Given that money could become tight if the Bulldogs prioritise Naughton and re-sign Ugle-Hagan, Cooney questioned whether Tim English, who is from Western Australia, could depart as a free agent in one year or even if the Bulldogs could look to trade him this off-season as a ‘pre-agent’.

“They're in a bind now the Western Bulldogs and I can understand why they would feel obligated to give that deal to Aaron Naughton,” Cooney said.

“But is it going to affect their salary cap going forward or does it put the squeeze on Tim English?

“Does it squeeze him out of the club in 12 months’ time as a free agent?

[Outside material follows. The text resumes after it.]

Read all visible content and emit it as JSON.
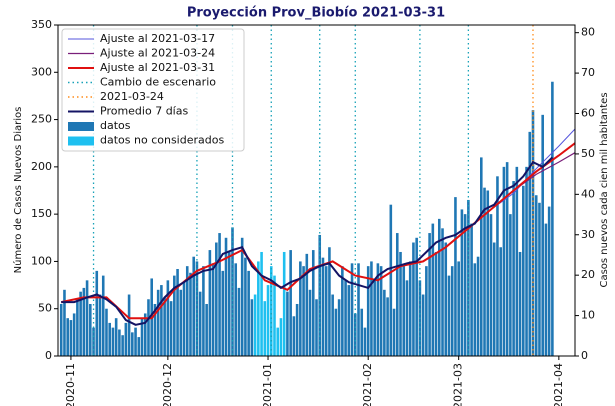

“Should they look to trade him now as a pre-agent, if they could get the maximum amount of value?

“If they're going to pay three players a million bucks on big money, then they're going to lose other players down the line in three or four-years’ time.

“It's going to hurt the Western Bulldogs. They've identified Naughton as the priority. Yep, I understand that. But could it be to the detriment now of Tim English?

“That’s unless he makes a really selfless decision along with Ugle-Hagan, to take four or five-year deals themselves on less money than what probably Naughton will be getting, and probably less money than they're worth on the open market.”

English has long been linked to West Coast, with the All-Australian ruckman potentially having the earning potential of seven figures a year.